One way Moran tries to create that space is to find ways to say “Yes” when educators come to her with new ideas. But saying “Yes” is easier than acting on “Yes,” she admits. For example, one of her middle school principals called her to ask if his students could use design thinking to redesign the “dining experience” in their cafeteria. She said “Yes,” but was surprised when the principal started posting pictures of what they were doing on Twitter; rather than the simple booths she had imagined they might make, students were building 12-14 foot-high tree houses on wheels.

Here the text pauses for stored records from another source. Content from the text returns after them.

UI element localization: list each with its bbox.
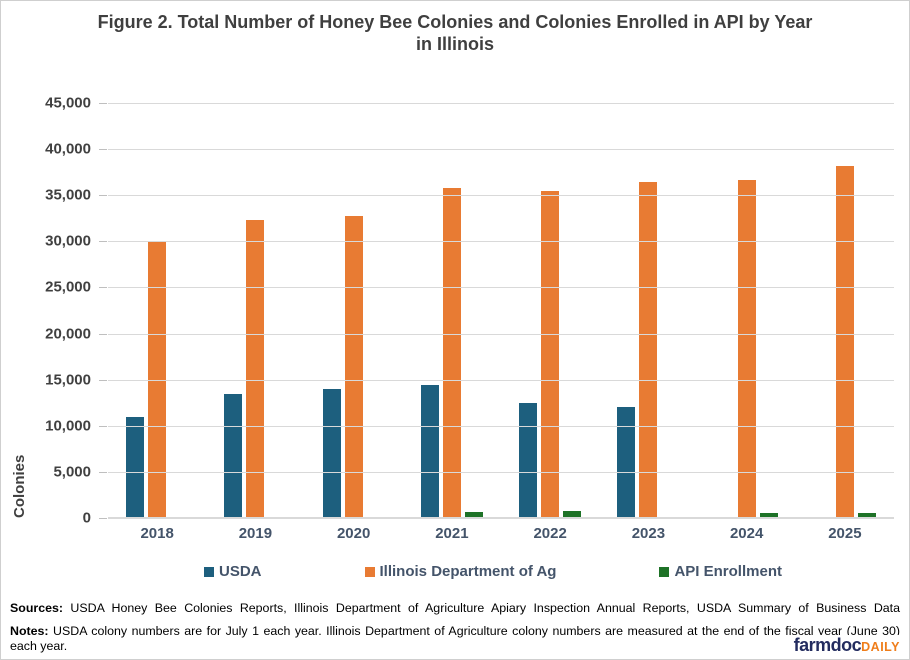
footer: Sources: USDA Honey Bee Colonies Reports…: [10, 601, 900, 653]
legend-swatch-illinois-dept-of-ag: [364, 566, 375, 577]
y-tick-mark-15000: [99, 379, 107, 381]
legend-swatch-usda: [204, 566, 214, 577]
legend-item-illinois-dept-of-ag: Illinois Department of Ag: [364, 563, 557, 580]
bar-group-2019: [206, 103, 304, 518]
notes-text: Notes: USDA colony numbers are for July …: [10, 624, 900, 653]
bar-illinois-department-of-ag-2019: [246, 220, 265, 518]
gridline-40000: [108, 149, 894, 151]
legend-swatch-api-enrollment: [659, 566, 670, 577]
sources-text: Sources: USDA Honey Bee Colonies Reports…: [10, 601, 900, 615]
logo-farmdoc-text: farmdoc: [793, 635, 862, 655]
bar-series-container: [108, 103, 894, 518]
logo-daily-text: DAILY: [861, 640, 900, 654]
bar-api-enrollment-2021: [464, 511, 483, 518]
y-tick-label-10000: 10,000: [45, 417, 91, 435]
notes-label: Notes:: [10, 624, 49, 639]
bar-illinois-department-of-ag-2021: [442, 187, 461, 518]
y-tick-label-40000: 40,000: [45, 140, 91, 158]
gridline-20000: [108, 333, 894, 335]
bar-group-2022: [501, 103, 599, 518]
bar-api-enrollment-2025: [857, 513, 876, 518]
x-label-2022: 2022: [533, 525, 567, 542]
bar-illinois-department-of-ag-2024: [737, 179, 756, 518]
chart-title: Figure 2. Total Number of Honey Bee Colo…: [97, 12, 813, 54]
bar-usda-2021: [420, 385, 439, 518]
gridline-25000: [108, 287, 894, 289]
bar-usda-2023: [617, 407, 636, 518]
bar-group-2024: [698, 103, 796, 518]
y-tick-label-25000: 25,000: [45, 278, 91, 296]
legend-label-api-enrollment: API Enrollment: [674, 563, 782, 580]
gridline-30000: [108, 241, 894, 243]
legend-item-usda: USDA: [204, 563, 262, 580]
y-tick-label-20000: 20,000: [45, 325, 91, 343]
y-tick-mark-0: [99, 518, 107, 519]
y-tick-mark-45000: [99, 103, 107, 104]
y-tick-label-35000: 35,000: [45, 186, 91, 204]
sources-label: Sources:: [10, 601, 64, 615]
x-label-2025: 2025: [828, 525, 862, 542]
farmdoc-daily-logo: farmdocDAILY: [787, 635, 900, 656]
x-label-2024: 2024: [729, 525, 764, 542]
x-axis-labels: 2018 2019 2020 2021 2022 2023 2024 2025: [108, 525, 894, 542]
x-label-2018: 2018: [140, 525, 174, 542]
bar-group-2025: [796, 103, 894, 518]
bar-illinois-department-of-ag-2020: [344, 215, 363, 518]
y-tick-label-45000: 45,000: [45, 94, 91, 112]
y-tick-mark-40000: [99, 149, 107, 151]
x-label-2020: 2020: [336, 525, 371, 542]
gridline-10000: [108, 425, 894, 427]
bar-usda-2022: [519, 402, 538, 518]
plot-area: [99, 103, 894, 519]
gridline-35000: [108, 195, 894, 197]
y-tick-label-30000: 30,000: [45, 232, 91, 250]
bar-usda-2018: [126, 416, 145, 518]
x-label-2019: 2019: [238, 525, 273, 542]
y-tick-mark-10000: [99, 425, 107, 427]
bar-group-2023: [599, 103, 697, 518]
y-axis-tick-labels: 0 5,000 10,000 15,000 20,000 25,000 30,000 35,0…: [1, 95, 93, 527]
y-tick-label-5000: 5,000: [53, 463, 91, 481]
y-tick-mark-20000: [99, 333, 107, 335]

middle schlers wouldn't B up here building cafeteria treehouse this week if I hadn't run N2 @publicworkshop #satchat pic.twitter.com/7OpOgGlzWY
— pammoran (@pammoran) May 2, 2015
Mindful that her role as superintendent includes watching out for liability concerns, Moran got a little nervous. But when she went to visit the project she could see that students were engaged and passionate about their work. Not only that, their teachers told her that some of the strongest leaders on the project, the most creative thinkers, and the best workers were the students who struggled the most in regular classes. And in fact, as they were measuring, calculating angles, sawing, and designing their tree houses, those students were doing math that their teachers didn’t realize they were capable of doing.